Since we had 40 individuals or rows, we generated 40 y-values 0-39, with the 1st row left as that of feature column variable names. File is named as Phenotype.txt . We decided to use several machine learning methods, such as logistic regression, naïve bayes, gradient boosting, bagging, and adaboost, and deploy enhanced form of exhaustive multi-layer perceptron (MLP= in the form of DNN by incorporating early stopping criteria to avoid overfitting, using rectified linear unit (ReLU) as activation function to reduce weight adjustment time and addressing the vanishing gradient problem. We also introduce an exhaustive nature of exploration for the right hidden layer and hidden units by varying the number of layers and number of hidden units in the DNN in a loop. Each time the best scores were chosen for its number of hidden layers and units.

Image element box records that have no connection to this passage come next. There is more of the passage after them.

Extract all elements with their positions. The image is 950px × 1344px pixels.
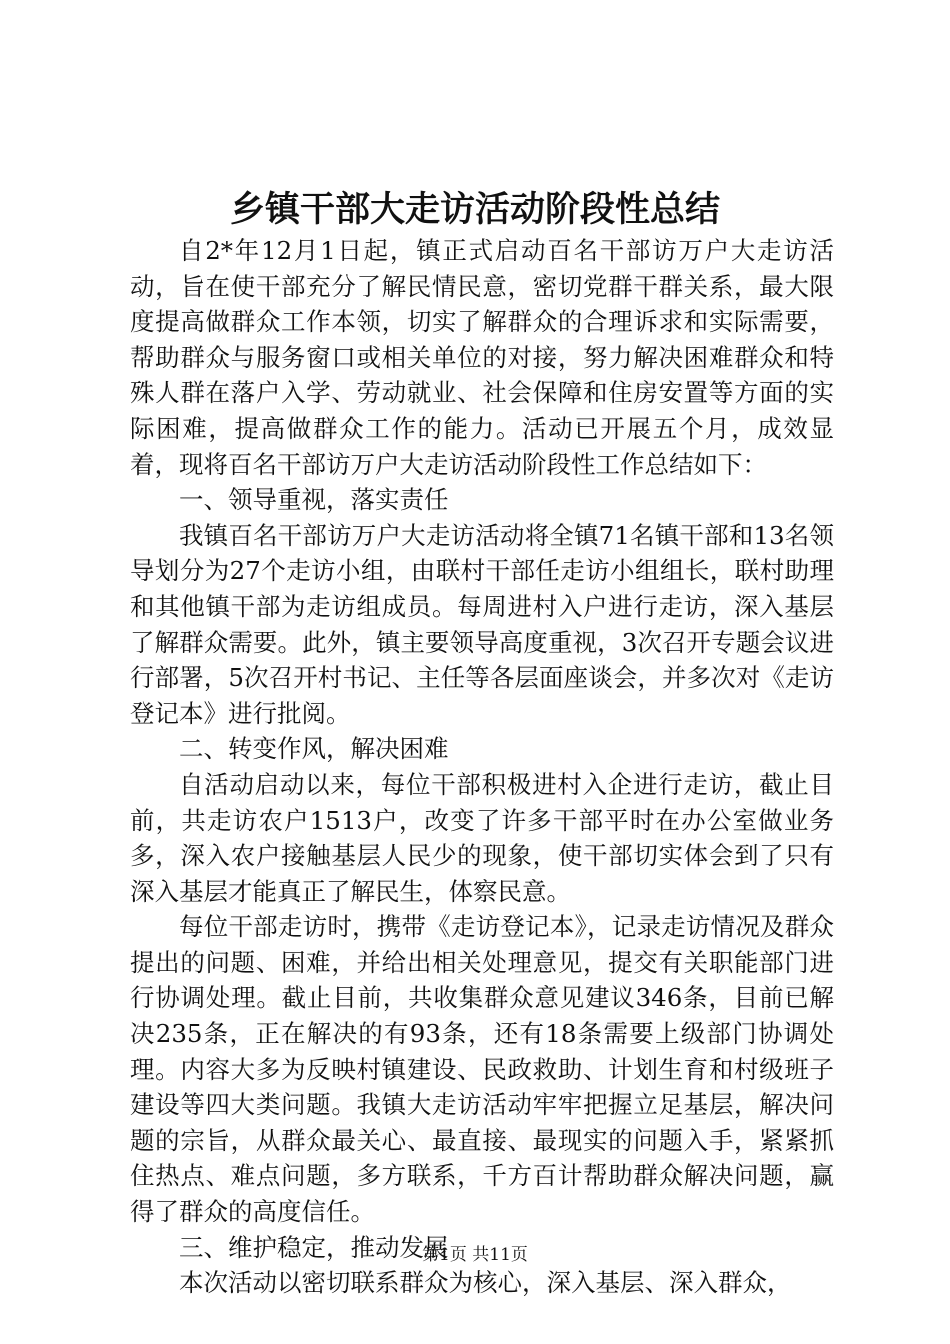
page-number-footer: 第1页 共11页: [422, 1245, 528, 1265]
document-body: [130, 233, 834, 1301]
paragraph-intro: 自2*年12月1日起，镇正式启动百名干部访万户大走访活动，旨在使干部充分了解民情民意，密切党群干群关系，最大限度提高做群众工作本领，切实了解群众的合理诉求和实际需要，帮助群众与服务窗口或相关单位的对接，努力解决困难群众和特殊人群在落户入学、劳动就业、社会保障和住房安置等方面的实际困难，提高做群众工作的能力。活动已开展五个月，成效显着，现将百名干部访万户大走访活动阶段性工作总结如下：: [130, 236, 834, 479]
section-heading-1: 一、领导重视，落实责任: [179, 485, 449, 515]
section-heading-3: 三、维护稳定，推动发展: [179, 1232, 449, 1262]
paragraph-section-2a: 自活动启动以来，每位干部积极进村入企进行走访，截止目前，共走访农户1513户，改变了许多干部平时在办公室做业务多，深入农户接触基层人民少的现象，使干部切实体会到了只有深入基层才能真正了解民生，体察民意。: [130, 769, 834, 906]
section-heading-2: 二、转变作风，解决困难: [179, 734, 449, 764]
document-title: 乡镇干部大走访活动阶段性总结: [229, 190, 720, 230]
paragraph-section-1: 我镇百名干部访万户大走访活动将全镇71名镇干部和13名领导划分为27个走访小组，由联村干部任走访小组组长，联村助理和其他镇干部为走访组成员。每周进村入户进行走访，深入基层了解群众需要。此外，镇主要领导高度重视，3次召开专题会议进行部署，5次召开村书记、主任等各层面座谈会，并多次对《走访登记本》进行批阅。: [130, 520, 834, 728]
paragraph-section-2b: 每位干部走访时，携带《走访登记本》，记录走访情况及群众提出的问题、困难，并给出相关处理意见，提交有关职能部门进行协调处理。截止目前，共收集群众意见建议346条，目前已解决235条，正在解决的有93条，还有18条需要上级部门协调处理。内容大多为反映村镇建设、民政救助、计划生育和村级班子建设等四大类问题。我镇大走访活动牢牢把握立足基层，解决问题的宗旨，从群众最关心、最直接、最现实的问题入手，紧紧抓住热点、难点问题，多方联系，千方百计帮助群众解决问题，赢得了群众的高度信任。: [130, 912, 834, 1227]
paragraph-section-3: 本次活动以密切联系群众为核心，深入基层、深入群众，: [179, 1268, 792, 1298]
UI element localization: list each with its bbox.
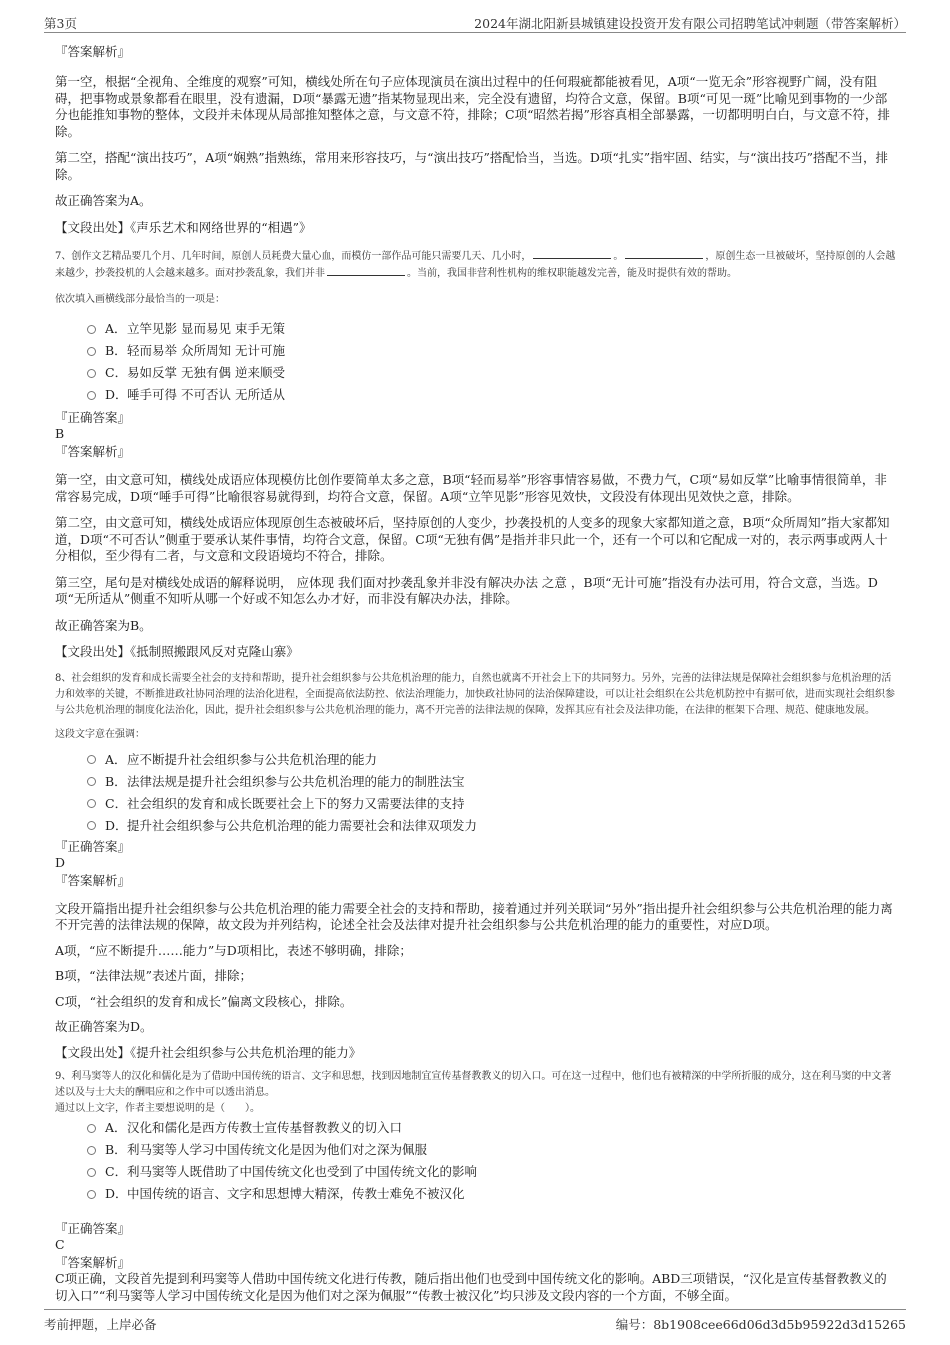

This exhaustive nature of DNN, when the range was given in realistic bound proved more useful than simply adding hidden layers as in a typical DNN, and thereby gave profound results, so this approach is called ‘ExhaustiveDNN’. The scripts ExhaustiveDNN.ipynb and ExhaustiveDNN.py are provided in DMWAS and feeds in MultiColDIPsScoredEncoded.txt as input file. The script internally looks for all columns with any null values that are removed before modeling. The data file was also separately checked for Null values and minor allele frequency (MAF) of at least 5% and the resulting encoded file is available at DMWAS as NullMafMultiColDIPsScoredEncoded.txt, which can be used as an alternative. From this file applying F-Test criteria for each of the feature columns we chose the top 1% of the feature set as the final data that the deep and machine learning scripts would work on. Feature set optimization has been an active area of research recently such as what we see in article [31]. Article [27] talks about various applications of deep learning in different spheres of biology, and to which ExhaustiveDNN as part of DMWAS with the DivScoreEncoding methodology can play vital role as it is exhibited in the results section later.